ELENA SCOLARI| Una produzione Teatro Franco Parenti e Gli ipocriti, messa a fuoco di Andrée Ruth Shammah, di Vitaliano Trevisan, con Alessandro Haber, Martino Duane, Pia Lanciotti e Pietro Micci. In scena al Franco Parenti fino al 10 aprile 2011.
Lo statista Bettino Craxi va in scena, racconta se stesso sullo sfondo di una Tunisia molto italiana.
“Gli italiani non amano la libertà, salgono istintivamente sul carro dei vincitori. Amano di più l’uguaglianza. O meglio l’uniformità”.
Questo una dei concetti più interessanti nel testo pieno di intelligenza scritto da Vitaliano Trevisan, ispiratosi al libro “Route Al Fawara, Hammamet” di Bobo Craxi.
E’ suo padre Bettino a pronunciare questa frase, in scena, e Alessandro Haber a darle voce. Un Haber che rapisce l’attenzione fin dal suo ingresso sul palco e non molla più lo spettatore fino alla fine dello spettacolo.
In Una notte in Tunisia Craxi è seduto alla sua grande scrivania, una scrivania di un legno povero, povero come la sua condizione di statista risultato alla fine perdente ma non disposto a perdere anche l’uditorio. Craxi/Haber legge se stesso in un unico lungo discorso, con tanto di fogli alla mano, come in una concione politica, parla rivolto ai suoi unici ascoltatori, i parenti che l’hanno seguito ad Hammamet dopo lo scoppio di Tangentopoli nel 1992, come ad astanti di un comizio.
L’ascoltatore privilegiato è però il veneto Cecchin (un sorprendente Pietro Micci), il portiere di notte dell’Hotel Raphael di Milano che Craxi si è portato in Tunisia come confidente, servo per niente sciocco del padrone, domestico che sogna di fare lo scrittore e che, in quanto portiere d’albergo, non ha visto e non ha sentito molte cose interessanti sulla storia italiana.

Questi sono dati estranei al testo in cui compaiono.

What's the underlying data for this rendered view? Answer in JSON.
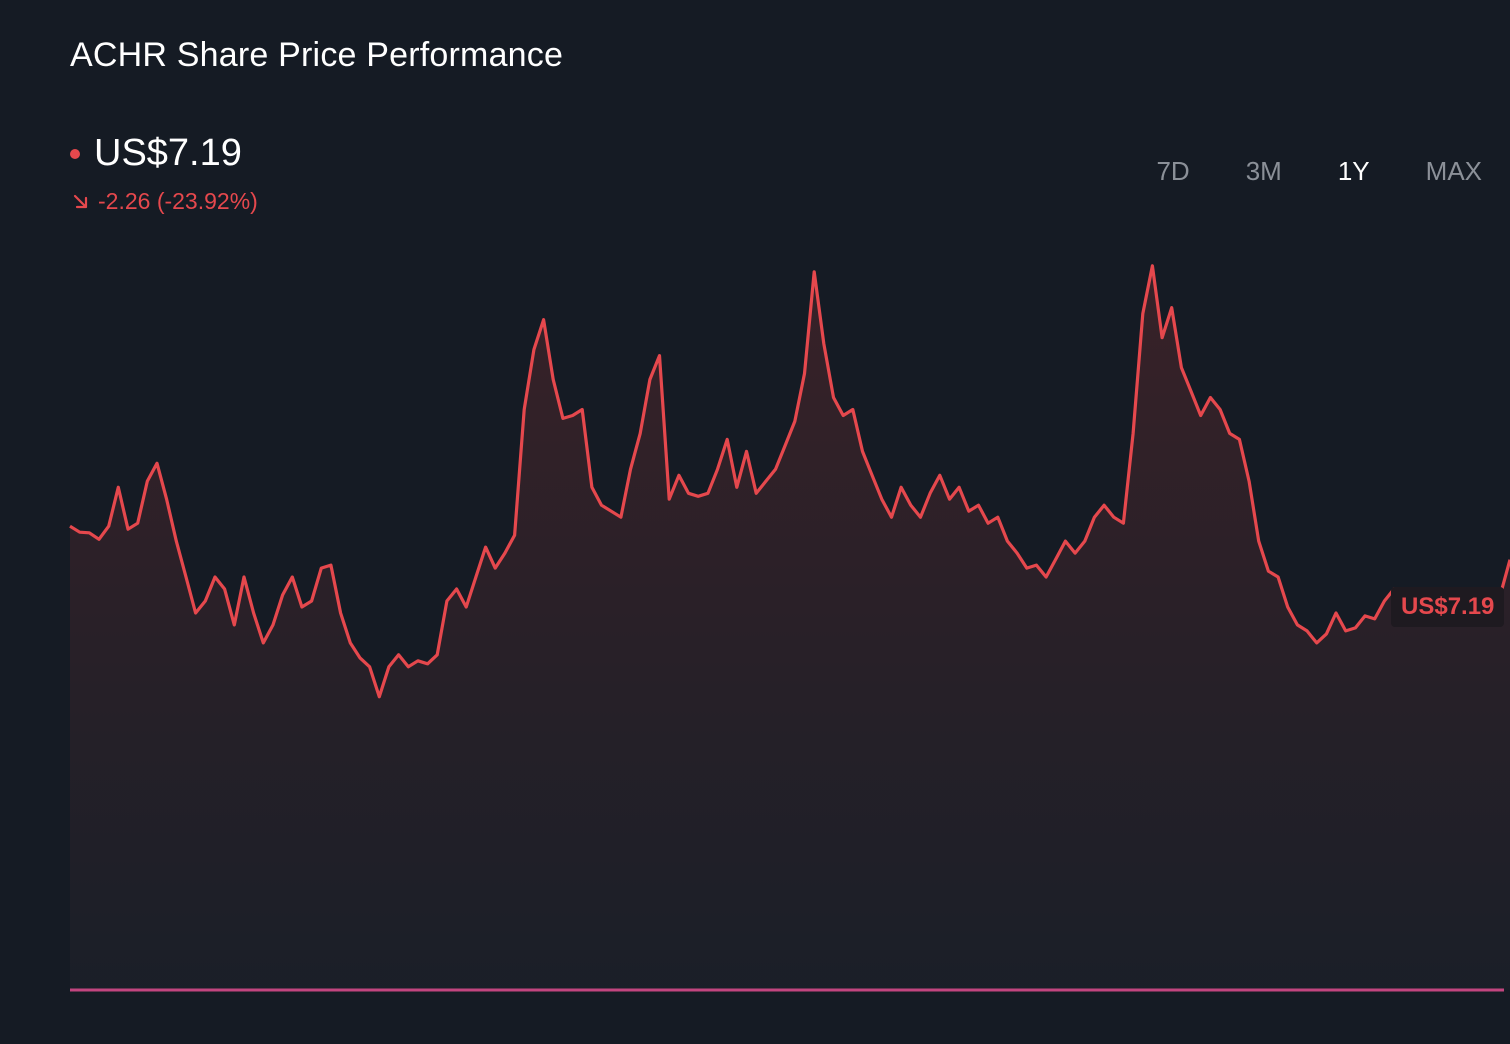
{
  "title": "ACHR Share Price Performance",
  "current_price": "US$7.19",
  "change": "-2.26 (-23.92%)",
  "icons": {
    "status_dot": "dot-icon",
    "change_arrow": "arrow-down-right-icon"
  },
  "periods": [
    {
      "label": "7D",
      "active": false
    },
    {
      "label": "3M",
      "active": false
    },
    {
      "label": "1Y",
      "active": true
    },
    {
      "label": "MAX",
      "active": false
    }
  ],
  "price_tag": "US$7.19",
  "colors": {
    "background": "#151b24",
    "line": "#e5484d",
    "baseline": "#c2457f",
    "fill_top": "#3a2228",
    "text": "#ffffff",
    "muted": "#8b9098"
  },
  "chart_data": {
    "type": "area",
    "series": [
      {
        "values": [
          7.75,
          7.65,
          7.64,
          7.53,
          7.75,
          8.4,
          7.7,
          7.8,
          8.5,
          8.8,
          8.2,
          7.5,
          6.9,
          6.3,
          6.5,
          6.9,
          6.7,
          6.1,
          6.9,
          6.3,
          5.8,
          6.1,
          6.6,
          6.9,
          6.4,
          6.5,
          7.05,
          7.1,
          6.3,
          5.8,
          5.55,
          5.4,
          4.9,
          5.4,
          5.6,
          5.4,
          5.5,
          5.45,
          5.6,
          6.5,
          6.7,
          6.4,
          6.9,
          7.4,
          7.05,
          7.3,
          7.6,
          9.7,
          10.7,
          11.2,
          10.2,
          9.55,
          9.6,
          9.7,
          8.4,
          8.1,
          8.0,
          7.9,
          8.7,
          9.3,
          10.2,
          10.6,
          8.2,
          8.6,
          8.3,
          8.25,
          8.3,
          8.7,
          9.2,
          8.4,
          9.0,
          8.3,
          8.5,
          8.7,
          9.1,
          9.5,
          10.3,
          12.0,
          10.8,
          9.9,
          9.6,
          9.7,
          9.0,
          8.6,
          8.2,
          7.9,
          8.4,
          8.1,
          7.9,
          8.3,
          8.6,
          8.2,
          8.4,
          8.0,
          8.1,
          7.8,
          7.9,
          7.5,
          7.3,
          7.05,
          7.1,
          6.9,
          7.2,
          7.5,
          7.3,
          7.5,
          7.9,
          8.1,
          7.9,
          7.8,
          9.3,
          11.3,
          12.1,
          10.9,
          11.4,
          10.4,
          10.0,
          9.6,
          9.9,
          9.7,
          9.3,
          9.2,
          8.5,
          7.5,
          7.0,
          6.9,
          6.4,
          6.1,
          6.0,
          5.8,
          5.95,
          6.3,
          6.0,
          6.05,
          6.25,
          6.2,
          6.5,
          6.7,
          6.5,
          6.45,
          6.5,
          6.7,
          6.4,
          6.2,
          6.5,
          6.5,
          6.65,
          6.7,
          6.6,
          7.19
        ]
      }
    ],
    "y_min": 0,
    "y_max": 13.2,
    "last_value": 7.19,
    "grid": false
  }
}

Cecchin è il personaggio d’invenzione meglio riuscito, e il suo rapporto con Craxi il più perfettamente teatrale: descrive le azioni in terza persona come una sceneggiatura vivente, è imperturbabile ma permaloso come tutti i veneti, e scambia con lo statista brevi e impagabili battute.

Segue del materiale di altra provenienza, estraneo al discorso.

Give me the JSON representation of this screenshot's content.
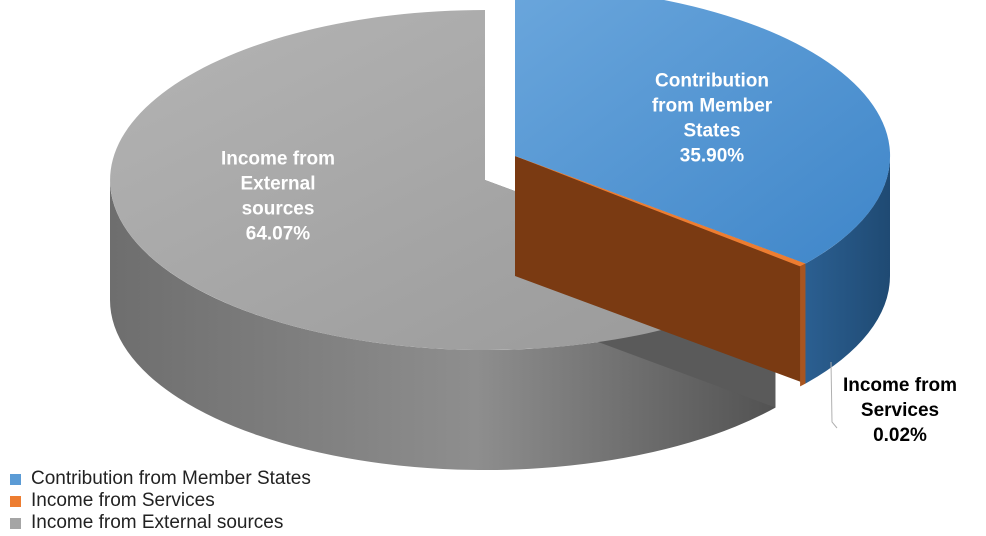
{
  "chart_data": {
    "type": "pie",
    "style": "3d-exploded",
    "categories": [
      "Contribution from Member States",
      "Income from Services",
      "Income from External sources"
    ],
    "values": [
      35.9,
      0.02,
      64.07
    ],
    "value_labels": [
      "35.90%",
      "0.02%",
      "64.07%"
    ],
    "slice_labels": [
      {
        "lines": [
          "Contribution",
          "from Member",
          "States",
          "35.90%"
        ],
        "color": "#ffffff"
      },
      {
        "lines": [
          "Income from",
          "Services",
          "0.02%"
        ],
        "color": "#000000"
      },
      {
        "lines": [
          "Income from",
          "External",
          "sources",
          "64.07%"
        ],
        "color": "#ffffff"
      }
    ],
    "colors": {
      "Contribution from Member States": "#5b9bd5",
      "Income from Services": "#ed7d31",
      "Income from External sources": "#a5a5a5"
    },
    "legend_position": "bottom-left"
  },
  "legend": {
    "items": [
      {
        "label": "Contribution from Member States",
        "color": "#5b9bd5"
      },
      {
        "label": "Income from Services",
        "color": "#ed7d31"
      },
      {
        "label": "Income from External sources",
        "color": "#a5a5a5"
      }
    ]
  }
}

Il testo di Trevisan è ben scritto, profondo, cinico, Haber è un Craxi sprezzante nel descrivere “il popolo” degli italiani e il loro opportunismo. Nei giornali italiani si trovano dichiarazioni aggressive di chi aveva ricevuto denaro o vantaggi: “…di qui sono passati tutti, registi, attori, per una fiction, per la direzione di un teatro Stabile, tutti”.
Il politico è divorato dalla malattia e descrive l’Italia e il suo sistema corrotto come un corpo nel quale le cellule malate si diffondono come metastasi annientando il sistema stesso. L’uomo però possiede un tale carisma e una personalità così forte da schiacciare chi gli sta intorno anche in questa condizione ormai rovinosa, tutti continuano ad obbedirgli.
Meno convincenti del duo Craxi/Cecchin sono i personaggi della moglie (Pia Lanciotti) e del fratello (Martino Duane), privi di ironia e indecisi tra noia, rabbia, dolore e senso pratico. L’assurdo piano della moglie di far rientrare il marito in Italia sotto mentite spoglie e il ruolo simbolico del fratello non sono in tono con la lucidità rigorosa del discorso del protagonista.
“Marcire in vita è terribile”, questo dice il Bettino Craxi in declino, “morto io sarà morta anche la politica”.
In un incubo il politico racconta di assistere al proprio funerale, si vede nella bara con gli occhi sbarrati e chiede a gran voce due monete per coprirgli gli occhi, gli zecchini del contrappasso. E noi forse capiamo a quali monetine sta pensando.
Uno spettacolo acuto, ricco di disincanto e Haber è bravissimo a restituire l’energico e tracotante coraggio di quel discorso storico alla Camera, che nessun altro avrebbe potuto fare.